John McDonnell looks exhausted, slumped in his parliamentary office chair. Nobody said the revolution would be easy. Do he and Jeremy Corbyn have any catchphrases, I ask, to gee themselves up when battered by the right-wing press, the pundits or the moderates in their own party? ‘This will send the Daily Mail wild, OK,’ he says. ‘It’s Gramsci: “Pessimism of the intellect, optimism of the will.”
‘No matter how bad it gets, determination is what you need. We’re doing something we’ve been working for for 30, 40 years of our lives. And this opportunity has come. We didn’t expect it. But now it’s come we’re making the most of it.’
Hours before our interview, Labour’s Treasury team had one of their regular meetings with the former head of the civil service, the crossbencher Lord Kerslake. They’ve been meeting active civil servants, the heads of the Treasury and HMRC, and I’m told McDonnell has ‘a good working relationship’ with Mark Boleat, the former City of London Corporation policy chief. The drive is to assure everyone that — contrary to the expectations of many — Corbyn’s Labour is prepared for government.
‘The first 100 days will be radical,’ says McDonnell. ‘Within months we’d have our first Budget.
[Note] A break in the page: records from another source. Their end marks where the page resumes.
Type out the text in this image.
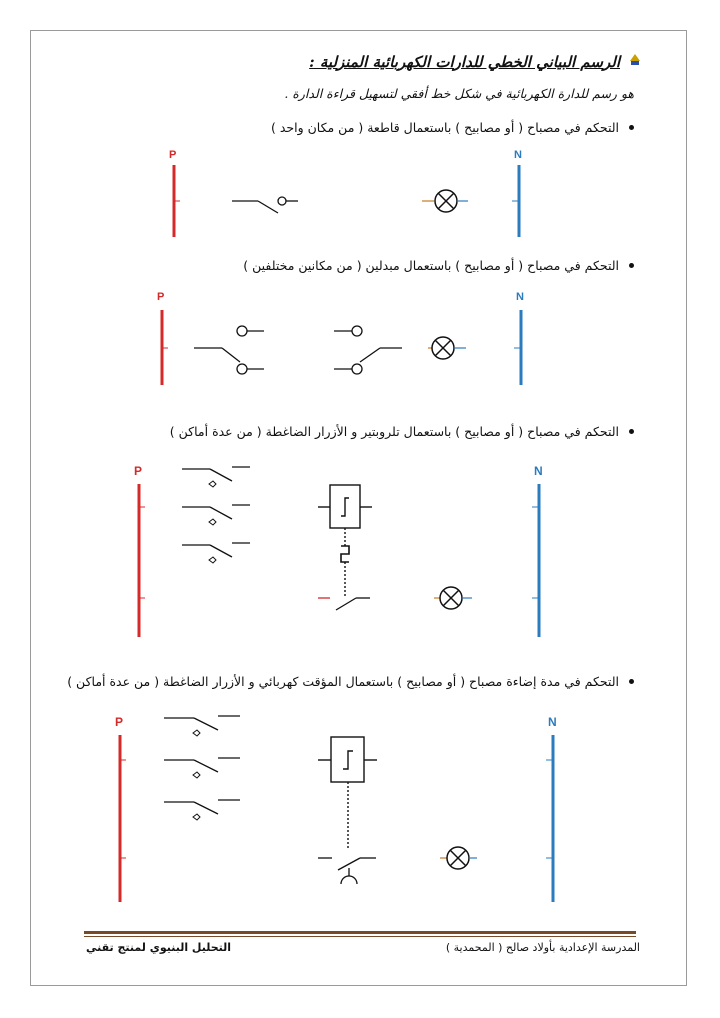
الرسم البياني الخطي للدارات الكهربائية المنزلية :
هو رسم للدارة الكهربائية في شكل خط أفقي لتسهيل قراءة الدارة .
التحكم في مصباح ( أو مصابيح ) باستعمال قاطعة ( من مكان واحد )
P	N
P	N
P	N
P	N
التحكم في مصباح ( أو مصابيح ) باستعمال مبدلين ( من مكانين مختلفين )
التحكم في مصباح ( أو مصابيح ) باستعمال تلروبتير و الأزرار الضاغطة ( من عدة أماكن )
التحكم في مدة إضاءة مصباح ( أو مصابيح ) باستعمال المؤقت كهربائي و الأزرار الضاغطة ( من عدة أماكن )
التحليل البنيوي لمنتج تقني	المدرسة الإعدادية بأولاد صالح ( المحمدية )
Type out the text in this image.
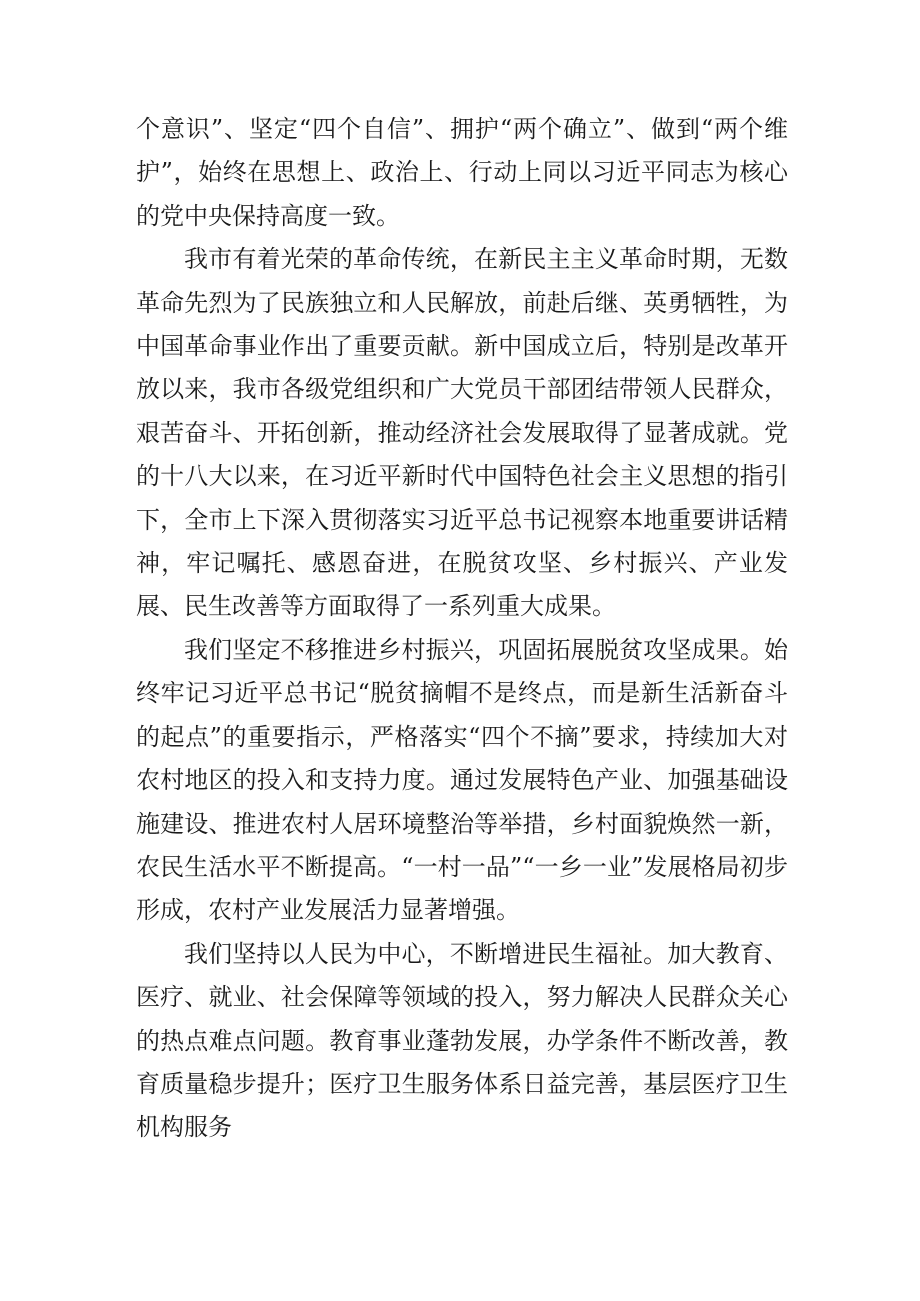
个意识”、坚定“四个自信”、拥护“两个确立”、做到“两个维护”，始终在思想上、政治上、行动上同以习近平同志为核心的党中央保持高度一致。

我市有着光荣的革命传统，在新民主主义革命时期，无数革命先烈为了民族独立和人民解放，前赴后继、英勇牺牲，为中国革命事业作出了重要贡献。新中国成立后，特别是改革开放以来，我市各级党组织和广大党员干部团结带领人民群众，艰苦奋斗、开拓创新，推动经济社会发展取得了显著成就。党的十八大以来，在习近平新时代中国特色社会主义思想的指引下，全市上下深入贯彻落实习近平总书记视察本地重要讲话精神，牢记嘱托、感恩奋进，在脱贫攻坚、乡村振兴、产业发展、民生改善等方面取得了一系列重大成果。

我们坚定不移推进乡村振兴，巩固拓展脱贫攻坚成果。始终牢记习近平总书记“脱贫摘帽不是终点，而是新生活新奋斗的起点”的重要指示，严格落实“四个不摘”要求，持续加大对农村地区的投入和支持力度。通过发展特色产业、加强基础设施建设、推进农村人居环境整治等举措，乡村面貌焕然一新，农民生活水平不断提高。“一村一品”“一乡一业”发展格局初步形成，农村产业发展活力显著增强。

我们坚持以人民为中心，不断增进民生福祉。加大教育、医疗、就业、社会保障等领域的投入，努力解决人民群众关心的热点难点问题。教育事业蓬勃发展，办学条件不断改善，教育质量稳步提升；医疗卫生服务体系日益完善，基层医疗卫生机构服务
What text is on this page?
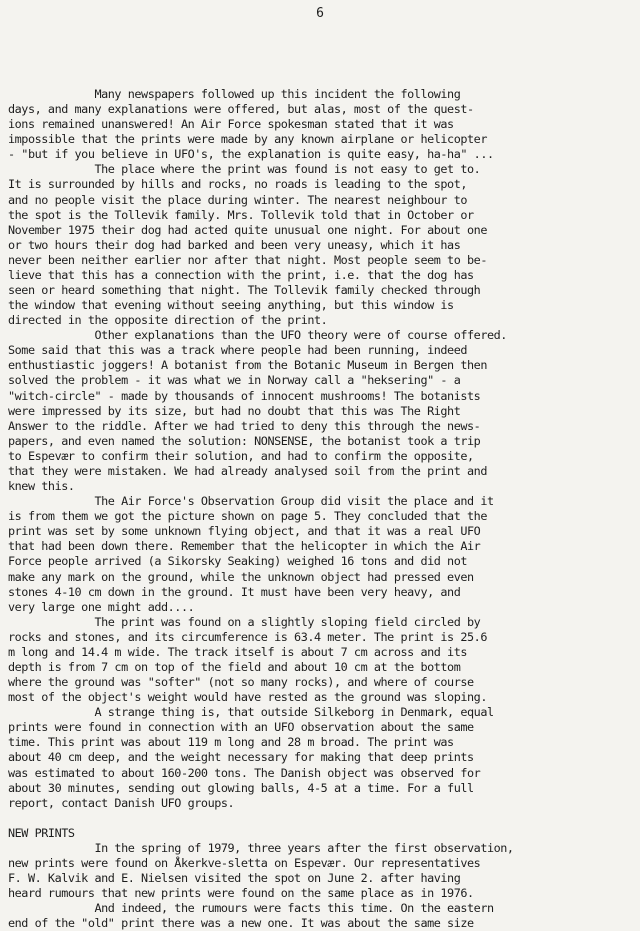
6
Many newspapers followed up this incident the following
days, and many explanations were offered, but alas, most of the quest-
ions remained unanswered! An Air Force spokesman stated that it was
impossible that the prints were made by any known airplane or helicopter
- "but if you believe in UFO's, the explanation is quite easy, ha-ha" ...
The place where the print was found is not easy to get to.
It is surrounded by hills and rocks, no roads is leading to the spot,
and no people visit the place during winter. The nearest neighbour to
the spot is the Tollevik family. Mrs. Tollevik told that in October or
November 1975 their dog had acted quite unusual one night. For about one
or two hours their dog had barked and been very uneasy, which it has
never been neither earlier nor after that night. Most people seem to be-
lieve that this has a connection with the print, i.e. that the dog has
seen or heard something that night. The Tollevik family checked through
the window that evening without seeing anything, but this window is
directed in the opposite direction of the print.
Other explanations than the UFO theory were of course offered.
Some said that this was a track where people had been running, indeed
enthustiastic joggers! A botanist from the Botanic Museum in Bergen then
solved the problem - it was what we in Norway call a "heksering" - a
"witch-circle" - made by thousands of innocent mushrooms! The botanists
were impressed by its size, but had no doubt that this was The Right
Answer to the riddle. After we had tried to deny this through the news-
papers, and even named the solution: NONSENSE, the botanist took a trip
to Espevær to confirm their solution, and had to confirm the opposite,
that they were mistaken. We had already analysed soil from the print and
knew this.
The Air Force's Observation Group did visit the place and it
is from them we got the picture shown on page 5. They concluded that the
print was set by some unknown flying object, and that it was a real UFO
that had been down there. Remember that the helicopter in which the Air
Force people arrived (a Sikorsky Seaking) weighed 16 tons and did not
make any mark on the ground, while the unknown object had pressed even
stones 4-10 cm down in the ground. It must have been very heavy, and
very large one might add....
The print was found on a slightly sloping field circled by
rocks and stones, and its circumference is 63.4 meter. The print is 25.6
m long and 14.4 m wide. The track itself is about 7 cm across and its
depth is from 7 cm on top of the field and about 10 cm at the bottom
where the ground was "softer" (not so many rocks), and where of course
most of the object's weight would have rested as the ground was sloping.
A strange thing is, that outside Silkeborg in Denmark, equal
prints were found in connection with an UFO observation about the same
time. This print was about 119 m long and 28 m broad. The print was
about 40 cm deep, and the weight necessary for making that deep prints
was estimated to about 160-200 tons. The Danish object was observed for
about 30 minutes, sending out glowing balls, 4-5 at a time. For a full
report, contact Danish UFO groups.
NEW PRINTS
In the spring of 1979, three years after the first observation,
new prints were found on Åkerkve-sletta on Espevær. Our representatives
F. W. Kalvik and E. Nielsen visited the spot on June 2. after having
heard rumours that new prints were found on the same place as in 1976.
And indeed, the rumours were facts this time. On the eastern
end of the "old" print there was a new one. It was about the same size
We’d be into our Finance Bill a month after that and we’d be setting up the National Investment Bank. We’ll start investing in our housing programme. We’d be scrapping tuition fees. Jeremy laid out the priorities for civil servants about what we’d want in our first Queen’s Speech. It would be a radical laying of the foundation stones for the next five years.’
On Brexit, he says that Labour’s priority would be to ‘protect the economy and protect jobs… we don’t underestimate the mess we’ll be inheriting’. What if Labour found itself in power before March 2019, and the Article 50 deadline for withdrawal from the EU? He doesn’t blink at the idea, but stays away from the technicalities: ‘We’ve built in a transition period, so that will give us a bit of stability… We feel whatever the state of play will be, we’ll be able to secure a better deal with Europe or use that transition period to prepare the future.’
How extraordinary it is to hear McDonnell talking so confidently about real power.